O Golden Comic Awards, prêmio de quadrinhos realizado pelo Ministério da Cultura de Taiwan, teve um brasileiro como vencedor na categoria “Quadrinho do Ano”. O baiano Lucas Paixão, que vive em Taiwan desde 2014, foi premiado por “Sexland Adventures”, uma coletânea de nove contos eróticos ainda inédita no Brasil.
Na cerimônia de premiação, realizada na semana passada, Lucas disse que “se sente oficialmente um quadrinista de Taiwan”. Apesar de publicar em editoras locais, o artista conta ao Fora do Plástico que, em 2020, não pôde concorrer ao mesmo prêmio com outro trabalho, “A Garota da Noz”, por ser estrangeiro. “No ano seguinte o prêmio mudou as regras, o que é incrível, mas infelizmente o livro não pôde mais concorrer”, explica Lucas.
Apesar das antigas regras do Golden Comic Awards, o artista ressalta que os taiwaneses são muito receptivos com estrangeiros. “No começo queria que focassem nos quadrinhos, então não mostrava a cara, e nem dizia que não era daqui, mas depois reparei que deixando isso claro, acaba sendo um chamariz para que se interessem pelos meus quadrinhos, e sendo esse meu principal objetivo, tento aproveitar ao máximo”, revela.
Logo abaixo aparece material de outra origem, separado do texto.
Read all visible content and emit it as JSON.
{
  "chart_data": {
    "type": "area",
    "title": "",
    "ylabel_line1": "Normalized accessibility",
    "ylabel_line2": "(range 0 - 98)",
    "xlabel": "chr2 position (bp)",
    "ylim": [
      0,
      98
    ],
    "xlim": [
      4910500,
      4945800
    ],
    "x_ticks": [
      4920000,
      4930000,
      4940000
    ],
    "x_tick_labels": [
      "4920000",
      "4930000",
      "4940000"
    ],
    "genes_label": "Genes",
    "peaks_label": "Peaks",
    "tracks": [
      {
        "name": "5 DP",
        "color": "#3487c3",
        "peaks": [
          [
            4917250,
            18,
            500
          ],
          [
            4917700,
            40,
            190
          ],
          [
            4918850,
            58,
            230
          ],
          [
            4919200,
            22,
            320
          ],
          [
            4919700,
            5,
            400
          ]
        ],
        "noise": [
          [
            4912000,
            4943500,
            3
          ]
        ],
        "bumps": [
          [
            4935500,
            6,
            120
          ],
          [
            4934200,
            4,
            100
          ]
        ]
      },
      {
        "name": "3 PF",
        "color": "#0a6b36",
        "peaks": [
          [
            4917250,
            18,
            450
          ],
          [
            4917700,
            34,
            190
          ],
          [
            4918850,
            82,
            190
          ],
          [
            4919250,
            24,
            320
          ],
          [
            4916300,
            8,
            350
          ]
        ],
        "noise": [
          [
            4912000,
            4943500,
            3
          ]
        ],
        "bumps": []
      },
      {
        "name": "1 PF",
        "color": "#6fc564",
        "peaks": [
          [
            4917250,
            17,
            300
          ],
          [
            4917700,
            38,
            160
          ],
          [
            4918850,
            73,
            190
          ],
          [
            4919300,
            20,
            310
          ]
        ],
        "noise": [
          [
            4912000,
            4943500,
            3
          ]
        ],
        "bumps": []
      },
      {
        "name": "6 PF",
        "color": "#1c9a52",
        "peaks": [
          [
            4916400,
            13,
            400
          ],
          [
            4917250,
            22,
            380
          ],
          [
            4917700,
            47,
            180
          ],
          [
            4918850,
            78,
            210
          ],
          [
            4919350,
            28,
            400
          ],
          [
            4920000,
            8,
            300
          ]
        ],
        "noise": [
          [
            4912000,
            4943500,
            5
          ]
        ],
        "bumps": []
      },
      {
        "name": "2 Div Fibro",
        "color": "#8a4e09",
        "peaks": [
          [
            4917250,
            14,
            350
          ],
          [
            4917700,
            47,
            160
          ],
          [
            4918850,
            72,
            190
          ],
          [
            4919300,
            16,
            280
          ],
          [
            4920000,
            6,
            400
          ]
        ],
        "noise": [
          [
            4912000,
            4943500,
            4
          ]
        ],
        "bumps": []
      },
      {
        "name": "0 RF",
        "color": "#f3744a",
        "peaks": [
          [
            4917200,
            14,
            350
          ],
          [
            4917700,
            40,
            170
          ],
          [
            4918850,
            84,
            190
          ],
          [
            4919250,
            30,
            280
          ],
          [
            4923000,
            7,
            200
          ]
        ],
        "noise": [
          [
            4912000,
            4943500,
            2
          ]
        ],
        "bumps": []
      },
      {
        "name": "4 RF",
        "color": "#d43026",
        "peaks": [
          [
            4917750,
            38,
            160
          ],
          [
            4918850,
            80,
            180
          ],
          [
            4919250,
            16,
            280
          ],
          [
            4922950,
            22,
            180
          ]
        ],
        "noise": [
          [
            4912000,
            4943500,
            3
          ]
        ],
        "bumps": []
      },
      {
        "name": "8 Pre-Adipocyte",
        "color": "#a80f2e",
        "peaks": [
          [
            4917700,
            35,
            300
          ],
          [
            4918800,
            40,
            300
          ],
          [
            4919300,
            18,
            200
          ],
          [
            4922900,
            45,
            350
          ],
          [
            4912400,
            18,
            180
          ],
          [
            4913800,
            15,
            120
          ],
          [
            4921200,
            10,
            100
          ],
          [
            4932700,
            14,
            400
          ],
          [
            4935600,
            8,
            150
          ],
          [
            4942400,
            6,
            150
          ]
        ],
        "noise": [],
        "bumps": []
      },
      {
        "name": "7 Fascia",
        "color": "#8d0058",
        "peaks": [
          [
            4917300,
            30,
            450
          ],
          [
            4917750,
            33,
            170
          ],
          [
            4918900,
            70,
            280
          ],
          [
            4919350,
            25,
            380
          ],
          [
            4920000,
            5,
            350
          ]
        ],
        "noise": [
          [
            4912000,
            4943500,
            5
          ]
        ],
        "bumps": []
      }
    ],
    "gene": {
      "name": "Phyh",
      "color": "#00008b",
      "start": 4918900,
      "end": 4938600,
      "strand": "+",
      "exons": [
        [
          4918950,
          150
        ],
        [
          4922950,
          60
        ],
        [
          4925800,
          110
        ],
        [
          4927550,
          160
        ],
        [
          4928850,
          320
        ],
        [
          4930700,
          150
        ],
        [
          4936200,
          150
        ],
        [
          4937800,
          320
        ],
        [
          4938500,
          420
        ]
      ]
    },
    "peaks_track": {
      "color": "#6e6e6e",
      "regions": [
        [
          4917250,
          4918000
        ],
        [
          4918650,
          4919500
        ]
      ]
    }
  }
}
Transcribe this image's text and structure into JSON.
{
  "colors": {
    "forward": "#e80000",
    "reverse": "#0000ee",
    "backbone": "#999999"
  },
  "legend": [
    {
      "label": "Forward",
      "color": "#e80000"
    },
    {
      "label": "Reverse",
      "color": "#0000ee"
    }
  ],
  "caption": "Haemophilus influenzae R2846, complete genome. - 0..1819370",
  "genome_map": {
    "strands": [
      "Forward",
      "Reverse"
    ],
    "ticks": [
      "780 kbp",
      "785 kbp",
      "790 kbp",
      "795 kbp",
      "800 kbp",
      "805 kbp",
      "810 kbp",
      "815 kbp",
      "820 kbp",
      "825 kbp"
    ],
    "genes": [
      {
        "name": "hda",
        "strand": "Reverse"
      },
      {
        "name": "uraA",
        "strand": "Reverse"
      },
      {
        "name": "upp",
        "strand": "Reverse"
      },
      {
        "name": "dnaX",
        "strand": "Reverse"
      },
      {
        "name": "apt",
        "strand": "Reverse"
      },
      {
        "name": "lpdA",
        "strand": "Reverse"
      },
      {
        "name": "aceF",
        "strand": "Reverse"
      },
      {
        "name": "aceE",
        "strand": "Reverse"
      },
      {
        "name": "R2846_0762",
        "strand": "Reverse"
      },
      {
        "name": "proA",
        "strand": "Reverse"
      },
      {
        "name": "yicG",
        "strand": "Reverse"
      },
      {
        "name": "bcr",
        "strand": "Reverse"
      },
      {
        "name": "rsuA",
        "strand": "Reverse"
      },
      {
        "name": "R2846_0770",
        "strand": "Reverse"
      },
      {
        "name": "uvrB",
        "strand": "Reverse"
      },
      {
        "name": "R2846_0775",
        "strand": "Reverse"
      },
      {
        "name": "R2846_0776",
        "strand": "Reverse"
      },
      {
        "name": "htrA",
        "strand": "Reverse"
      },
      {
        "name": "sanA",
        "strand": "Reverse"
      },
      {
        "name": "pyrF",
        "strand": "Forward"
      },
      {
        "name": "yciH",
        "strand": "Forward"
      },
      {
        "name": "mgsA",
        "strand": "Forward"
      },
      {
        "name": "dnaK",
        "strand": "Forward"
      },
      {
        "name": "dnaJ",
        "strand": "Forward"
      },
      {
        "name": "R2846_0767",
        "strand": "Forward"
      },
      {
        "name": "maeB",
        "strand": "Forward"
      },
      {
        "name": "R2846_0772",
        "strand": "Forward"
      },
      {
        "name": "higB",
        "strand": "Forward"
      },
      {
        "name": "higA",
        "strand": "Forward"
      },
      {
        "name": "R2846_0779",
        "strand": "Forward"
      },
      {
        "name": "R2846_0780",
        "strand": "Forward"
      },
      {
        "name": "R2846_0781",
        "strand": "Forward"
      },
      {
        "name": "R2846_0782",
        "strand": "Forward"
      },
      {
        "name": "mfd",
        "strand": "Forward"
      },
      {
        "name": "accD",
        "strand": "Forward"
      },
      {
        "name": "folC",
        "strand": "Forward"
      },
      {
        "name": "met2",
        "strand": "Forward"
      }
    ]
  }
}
Aproveitar de sua formação como brasileiro, seja com o senso de humor baiano ou até mesmo com referências das novelas que cresceu “assistindo por osmose”, é uma maneira de Lucas apresentar aos taiwaneses um pouco do lugar de onde veio. Em “A Garota da Noz”, que será lançada no Brasil pela NewPOP, o protagonista é brasileiro, o que levou o quadrinista a “apresentar várias coisas específicas para o público”. Já “Sexland adventures”, tem duas das nove histórias ambientadas em Salvador, com páginas repletas das paisagens que faziam parte do cotidiano do quadrinista.
Ingressar no mercado de quadrinhos taiwanês foi, para Lucas, a retomada de um sonho. “Desde pequeno sempre gostei de desenhar quadrinhos, mas nunca pensei em ir atrás deste sonho, pois nunca tive nenhuma referência. Prestei vestibular para design gráfico porque pelo menos tinha ‘algo a ver’, e trabalhei na área por 5 anos”. Já vivendo em Taipei, para fazer um mestrado em Artes, o brasileiro se deparou com um evento de “Dōjinshi”— feira de artistas independentes, com publicações autorais. “Isso me inspirou muito, pois não sabia que tinha tanta gente desenhando quadrinho aqui”, conta Lucas. Depois, o artista participou de um concurso de quadrinhos, que viu em um cartaz na universidade. “Foi assim que consegui entrar no mercado, com um ‘Prêmio Potencial’, fui chamado para serializar semanalmente no aplicativo de webtoons ‘Comico’, onde estreei minha primeira HQ, ‘A Garota da Noz’, em 2016″, explica.
Antes mesmo de vencer o Golden Comic Awards, Lucas já era um “quadrinista de Taiwan”, tanto que foi inserido no pavilhão do país no Festival de Angoulême deste ano. Porém, vencer uma premiação como essa é a validação de um trabalho de anos, como o artista expressou em entrevista. Seu jeito de mesclar a cultura, as cores e influências do país que o acolheu com as heranças que carrega do Brasil são um belo exemplo de soft-power brasileiro. “Acho que essas nuances regionais, quando aparecem de forma natural faz com que os leitores locais sintam uma aproximação (na minha opinião até romântica), e para os leitores internacionais é como se a obra tivesse uma camada a mais para explorar”. Os jurados da principal premiação de quadrinhos taiwanesa concordam.